L’étincelle qui s’était allumée dans les yeux de la jeune fille s’éteignit :

— Mais je ne peux pas attendre jusque-là ?

— Bien sûr que si. En attendant son retour vous êtes mon invitée : vous allez avoir une chambre dans cet hôtel et vous y resterez bien sagement jusqu’à samedi. Par prudence on vous fera monter vos repas mais avant vous aurez peut-être envie de faire quelques achats ? Des objets de toilette, une chemise de nuit par exemple, du linge de rechange. Il y a un magasin de l’autre côté de la rue après Green Park…

Elle le regarda avec stupeur :

— Mais… pourquoi faites-vous cela ? C’est trop…

Rapidement il posa une main apaisante sur celle de la jeune femme :

— Pour la même raison qu’Agostino : ma mère était française… et puis je n’ai pas de sympathie pour le sieur Ricci. C’est une joie, croyez-moi, de tirer de ses griffes quelqu’un d’aussi charmant que vous. Et n’allez pas vous imaginer que je cultive des pensées grivoises : je serai pour vous un frère !

Elle s’empourpra et des larmes montèrent à ses yeux :

— Comment vous remercier ? murmura-t-elle avec dans la voix une légère réticence qu’Aldo saisit au vol. Il se mit à rire :

— Je sais ! Vous êtes payée pour vous méfier de ces gens qui tiennent absolument à vous composer une famille. Après le père, le frère ? Mais rassurez-vous, je suis marié, j’aime ma femme et les enfants qu’elle m’a donnés. Finissez votre dessert, buvons notre café et allons-y !

Une demi-heure plus tard Jacqueline était nantie d’une chambre un peu éloignée de celle d’Aldo et, entièrement en confiance à présent, acceptait les quelques billets de banque qu’il lui offrait pour ses emplettes urgentes. Elle eut alors un joli geste de reconnaissance en lui plaquant sur une joue un baiser sonore – pas très distingué sans doute mais tellement spontané ! – avant de s’envoler vers les trottoirs animés de Piccadilly. Livré à lui-même Aldo s’interrogea sur ce qu’il convenait de faire, il décida finalement de prendre un taxi pour aller chez Adalbert et sortit en demander un au voiturier au moment précis où éclatait dehors un vacarme de crissements de freins, de cris, d’exclamations en même temps qu’un rassemblement se faisait au milieu de la grande artère.

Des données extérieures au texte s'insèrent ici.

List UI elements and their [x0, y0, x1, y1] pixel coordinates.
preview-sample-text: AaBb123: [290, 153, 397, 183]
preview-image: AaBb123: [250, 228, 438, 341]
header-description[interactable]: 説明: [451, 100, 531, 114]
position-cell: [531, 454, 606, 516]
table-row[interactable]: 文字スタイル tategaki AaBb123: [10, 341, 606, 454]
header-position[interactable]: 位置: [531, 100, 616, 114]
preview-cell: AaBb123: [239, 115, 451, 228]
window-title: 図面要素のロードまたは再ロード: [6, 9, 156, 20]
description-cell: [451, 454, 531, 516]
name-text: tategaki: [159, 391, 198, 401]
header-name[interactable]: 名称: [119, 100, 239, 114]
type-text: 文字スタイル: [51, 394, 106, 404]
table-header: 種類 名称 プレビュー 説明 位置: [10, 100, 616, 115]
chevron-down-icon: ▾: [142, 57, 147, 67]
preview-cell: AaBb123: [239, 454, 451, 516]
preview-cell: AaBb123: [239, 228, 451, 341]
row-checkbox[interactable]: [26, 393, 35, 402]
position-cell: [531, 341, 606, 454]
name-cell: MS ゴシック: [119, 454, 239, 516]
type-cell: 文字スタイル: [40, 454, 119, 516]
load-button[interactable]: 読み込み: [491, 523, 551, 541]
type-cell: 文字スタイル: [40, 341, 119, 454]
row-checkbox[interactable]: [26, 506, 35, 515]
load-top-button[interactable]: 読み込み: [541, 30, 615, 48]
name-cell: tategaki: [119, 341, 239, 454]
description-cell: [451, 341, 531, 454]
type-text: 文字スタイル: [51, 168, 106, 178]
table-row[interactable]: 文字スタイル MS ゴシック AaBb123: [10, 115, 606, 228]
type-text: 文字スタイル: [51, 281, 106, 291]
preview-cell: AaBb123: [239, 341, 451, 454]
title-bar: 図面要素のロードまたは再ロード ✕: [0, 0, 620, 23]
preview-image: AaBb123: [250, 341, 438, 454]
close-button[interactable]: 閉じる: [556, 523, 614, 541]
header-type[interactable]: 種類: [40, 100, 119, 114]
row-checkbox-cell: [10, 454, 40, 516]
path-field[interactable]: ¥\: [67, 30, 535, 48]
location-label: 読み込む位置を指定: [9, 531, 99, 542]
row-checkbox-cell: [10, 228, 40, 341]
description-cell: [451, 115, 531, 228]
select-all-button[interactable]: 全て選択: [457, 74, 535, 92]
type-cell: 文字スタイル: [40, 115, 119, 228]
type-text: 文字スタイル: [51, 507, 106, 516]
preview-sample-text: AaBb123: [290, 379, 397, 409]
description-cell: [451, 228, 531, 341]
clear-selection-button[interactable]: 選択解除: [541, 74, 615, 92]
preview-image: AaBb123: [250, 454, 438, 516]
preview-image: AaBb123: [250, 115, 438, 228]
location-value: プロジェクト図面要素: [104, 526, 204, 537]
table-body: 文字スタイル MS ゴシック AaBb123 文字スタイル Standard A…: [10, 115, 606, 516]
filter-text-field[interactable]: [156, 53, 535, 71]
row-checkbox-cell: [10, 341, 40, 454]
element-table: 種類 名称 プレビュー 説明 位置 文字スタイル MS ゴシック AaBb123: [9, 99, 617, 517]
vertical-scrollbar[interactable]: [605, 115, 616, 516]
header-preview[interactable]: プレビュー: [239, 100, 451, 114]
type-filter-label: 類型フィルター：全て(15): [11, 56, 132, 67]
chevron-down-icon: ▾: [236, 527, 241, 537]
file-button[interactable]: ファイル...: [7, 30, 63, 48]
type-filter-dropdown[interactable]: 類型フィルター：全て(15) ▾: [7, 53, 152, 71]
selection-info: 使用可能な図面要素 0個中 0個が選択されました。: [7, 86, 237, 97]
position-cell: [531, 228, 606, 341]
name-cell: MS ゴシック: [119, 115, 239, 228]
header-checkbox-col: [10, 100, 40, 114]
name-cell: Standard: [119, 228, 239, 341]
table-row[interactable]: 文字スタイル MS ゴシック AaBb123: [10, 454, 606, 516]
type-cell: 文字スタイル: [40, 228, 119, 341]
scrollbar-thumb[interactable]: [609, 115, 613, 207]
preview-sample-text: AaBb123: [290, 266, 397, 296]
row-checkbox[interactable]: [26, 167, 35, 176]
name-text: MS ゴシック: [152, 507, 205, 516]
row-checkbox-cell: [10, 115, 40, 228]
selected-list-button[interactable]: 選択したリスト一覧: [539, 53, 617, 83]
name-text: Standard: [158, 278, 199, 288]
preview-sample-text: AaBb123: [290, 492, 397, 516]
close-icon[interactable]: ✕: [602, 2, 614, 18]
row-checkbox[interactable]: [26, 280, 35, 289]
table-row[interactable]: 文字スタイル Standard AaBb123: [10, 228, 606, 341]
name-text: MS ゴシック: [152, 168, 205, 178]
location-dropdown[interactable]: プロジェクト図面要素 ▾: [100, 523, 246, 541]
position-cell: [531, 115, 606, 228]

— Que se passe-t-il ? demanda-t-il au préposé en tenue galonnée qui revenait après être allé voir : un accident ?

— Moi je dirais plutôt que c’est un meurtre, sir ! Une jeune dame vient d’être renversée par une voiture qui au lieu de s’arrêter a pris la fuite. Une honte !

Un frisson glacé parcourut l’échine de Morosini, une sorte de pressentiment :

— Une jeune femme, dites-vous ?

— Oui et je l’ai vue il n’y a pas cinq minutes sortir d’ici. Si Monsieur désire un taxi…

— Pas maintenant, merci ! Je vais voir…

Il eut quelque peine à se frayer un chemin dans la foule mais un seul regard lui suffit pour voir le corps étendu sur lequel se penchaient un homme et un policeman en tenue : c’était Jacqueline qui gisait là le visage souillé de sang sous sa petite toque de ruban. Jacqueline qui plus jamais n’irait rejoindre David Fenner qu’elle s’était prise à aimer…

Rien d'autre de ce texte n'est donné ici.